A total of 54 regular NSAs attended the GA and then 36 affirmed the persona non grata on Juico, including athletes’ commission member and Tokyo Olympics gold medalist Hidilyn Diaz of weightlifting and swimmer Jessie Lacuna.
“He is still the Patafa president for other matters without recognizing him, but they still have their vice president and secretary general who can attend POC activities,’’ said Tolentino, pointing out that a full majority vote wasn’t necessary since the POC is not suspending or ousting Juico as Patafa chief.
The POC was merely ratifying a decision by its executive board based on a recommendation by the ethics panel that probed the issue on a complaint filed by Obiena.
Puentevella was among five federations that voted against the motion to ratify the executive board’s decision. Puentevella’s star athlete, Diaz, voted in favor of declaring Juico persona non grata. Diaz and Lacuna said their votes were in accordance with the stand of the Athletes’ Commission.
Eleven NSAs refused to vote.
International Olympic Committee executive board member Mikee Cojuangco-Jaworski abstained, along with top officials from dancesports and netball.

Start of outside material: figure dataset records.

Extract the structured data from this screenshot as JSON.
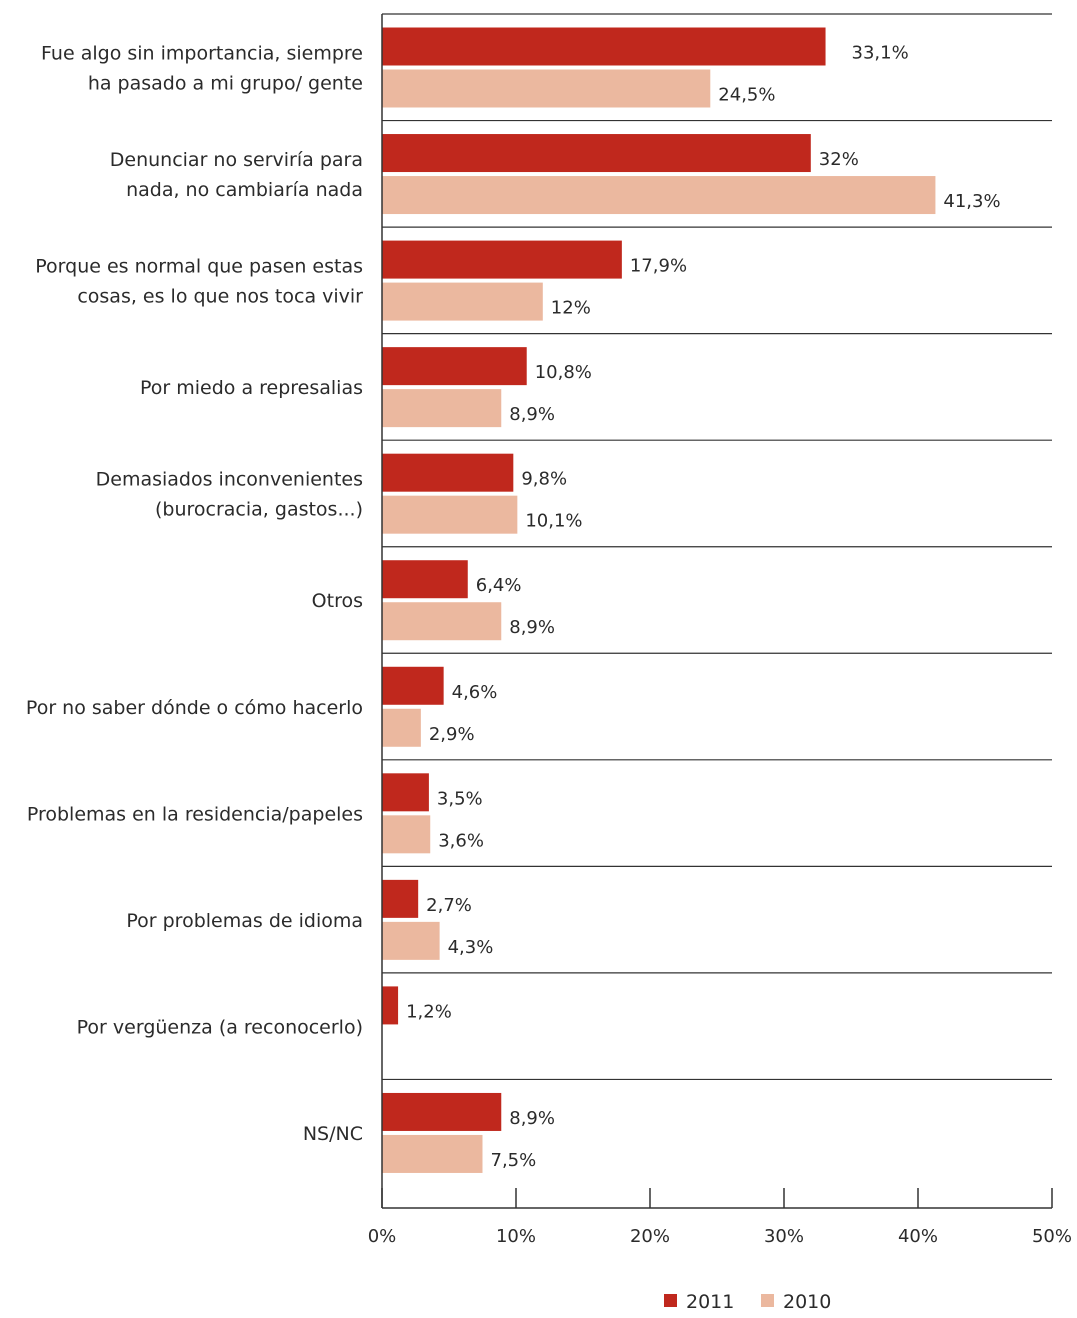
{
  "colors": {
    "series_2011": "#c0281d",
    "series_2010": "#ebb89f",
    "axis": "#333333"
  },
  "chart_data": {
    "type": "bar",
    "orientation": "horizontal",
    "title": "",
    "xlabel": "",
    "ylabel": "",
    "xlim": [
      0,
      50
    ],
    "grid": false,
    "legend_position": "bottom-right",
    "categories": [
      [
        "Fue algo sin importancia, siempre",
        "ha pasado a mi grupo/ gente"
      ],
      [
        "Denunciar no serviría para",
        "nada, no cambiaría nada"
      ],
      [
        "Porque es normal que pasen estas",
        "cosas, es lo que nos toca vivir"
      ],
      [
        "Por miedo a represalias"
      ],
      [
        "Demasiados inconvenientes",
        "(burocracia, gastos...)"
      ],
      [
        "Otros"
      ],
      [
        "Por no saber dónde o cómo hacerlo"
      ],
      [
        "Problemas en la residencia/papeles"
      ],
      [
        "Por problemas de idioma"
      ],
      [
        "Por vergüenza (a reconocerlo)"
      ],
      [
        "NS/NC"
      ]
    ],
    "series": [
      {
        "name": "2011",
        "values": [
          33.1,
          32,
          17.9,
          10.8,
          9.8,
          6.4,
          4.6,
          3.5,
          2.7,
          1.2,
          8.9
        ],
        "labels": [
          "33,1%",
          "32%",
          "17,9%",
          "10,8%",
          "9,8%",
          "6,4%",
          "4,6%",
          "3,5%",
          "2,7%",
          "1,2%",
          "8,9%"
        ]
      },
      {
        "name": "2010",
        "values": [
          24.5,
          41.3,
          12,
          8.9,
          10.1,
          8.9,
          2.9,
          3.6,
          4.3,
          null,
          7.5
        ],
        "labels": [
          "24,5%",
          "41,3%",
          "12%",
          "8,9%",
          "10,1%",
          "8,9%",
          "2,9%",
          "3,6%",
          "4,3%",
          "",
          "7,5%"
        ]
      }
    ],
    "ticks": [
      0,
      10,
      20,
      30,
      40,
      50
    ],
    "tick_labels": [
      "0%",
      "10%",
      "20%",
      "30%",
      "40%",
      "50%"
    ]
  }
}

“The process was railroaded. Again, there was no due process because there was no division of the house,’’ said Juico in his statement.
“Instead, the POC claimed that a pre-circulated resolution was signed by 36 POC members who affixed their signatures without any resolution having presented during the general assembly for voting and neither I nor several other POC members received this resolution as the same resolution to be voted on during the general assembly,’’ added Juico.
Tolentino said Juico was afforded due process in an earlier meeting the latter attended. Both parties were also requested to submit their position papers prior to the verdict of the ethics committee.
The rift between the NSA for track and field and its superstar athlete stemmed from Obiena’s late disbursement of salaries to his Ukrainian coach Vitaly Petrov while they trained in Formia, Italy, in preparation for the Tokyo Olympics.
Aside from the PSC, state auditors of the Commission on Audit are also scrutinizing the liquidation papers submitted by Obiena.